Background (skip if you’ve internalized this). A “reproducible” result is one that re-runs to bit-identical numbers given the same code, data, and configuration. ML reproducibility usually settles for statistical reproducibility: re-runs land in the same CI you originally reported. Both fail in different ways — bit-identity fails on cross-architecture GPU runs and mixed precision; statistical reproducibility fails on undocumented seeds, mutated input data, dependency drift. The NeurIPS Reproducibility Checklist formalizes the minimum information needed to re-run a result; this chapter walks through how eval-toolkit captures it.

eval-toolkit’s reproducibility primitives:

set_global_seeds — seeds numpy, random, and (optional) torch in one call.
provenance.file_sha256 — hash any input artifact for the manifest.
provenance.capture_git_sha
- provenance.make_run_dir — per-run directory + git provenance.
build_manifest + write_manifest — aggregates all of the above into one manifest.json per run, NeurIPS-aligned.

Setup#

import json
import tempfile
from pathlib import Path
from eval_toolkit import build_manifest, write_manifest, MANIFEST_SCHEMA_VERSION

A reproducible run, end-to-end#

The minimum-viable reproducible run captures: code version, git SHA, dirty-flag, seeds, data hashes, env, GPU info, wall-clock time, and any inline leakage report.

m = build_manifest(
    run_id="2026-05-08T15:00",
    config={"model": "deberta-lora", "k_folds": 5, "seed": 42},
    seeds={"global": 42, "bootstrap": 42},
    extra_code_versions={"my_app": "0.1.0"},
)
print(f"schema: {m.schema_version}")
print(f"git_sha: {m.git_sha[:10] if m.git_sha else '<not in git repo>'}")
print(f"dirty_flag: {m.dirty_flag}")
print(f"config_hash: {m.config_hash[:30]}...")
print(f"env keys: {sorted(m.env.keys())}")

Write it to a run directory next to results.json:

with tempfile.TemporaryDirectory() as d:
    path = write_manifest(m, d)
    loaded = json.loads(path.read_text())
    print(f"manifest fields: {sorted(loaded.keys())}")

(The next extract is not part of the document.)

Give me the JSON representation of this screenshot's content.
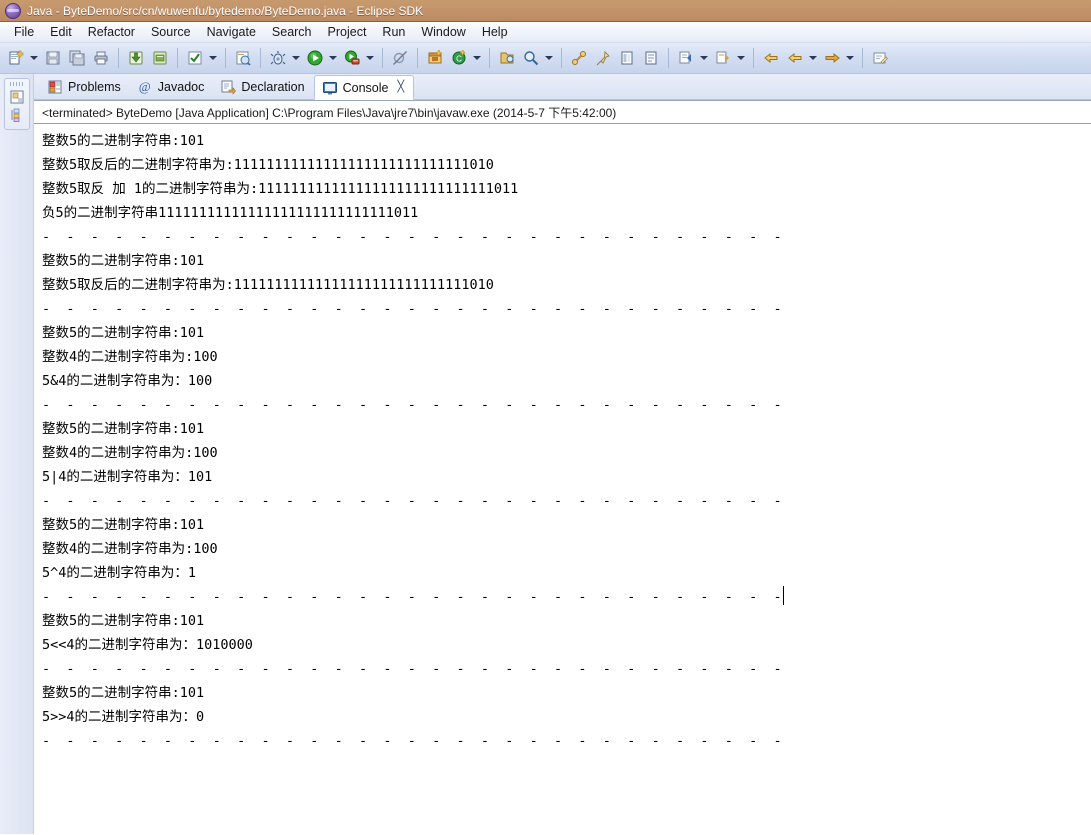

Manifest fields ↔ NeurIPS Reproducibility Checklist#

The NeurIPS checklist demands ten artifacts. Eight map directly to manifest fields:

Checklist item	Manifest field	Source
Code version	`git_sha`, `code_versions`	`provenance.capture_git_sha`, package metadata
Working-tree state	`dirty_flag`	`git status --porcelain`
Random seed	`seeds`	caller-passed
Data version	`data_hashes`	`provenance.file_sha256` (sha256 of every input)
Software env	`env`	`sys.version`, `platform.platform()`, importable lib `__version__`s
Compute resources	`gpu_info`, `cuda_version`	`nvidia-smi --query-gpu` (graceful fallback)
Wall-clock time	`wall_clock_seconds`	caller-passed (timed externally)
Eval config	`config_hash`	sha256 of canonical-JSON config

The two checklist items the toolkit can’t capture mechanically:

Hyperparameter search ranges. Belongs in your config — the manifest’s config_hash will catch any change to it.
Number of training runs / variation across seeds. Captured by running evaluate_folded(... seeds=(1, 2, 3)) and reporting RunResult.fold_summary’s n_folds.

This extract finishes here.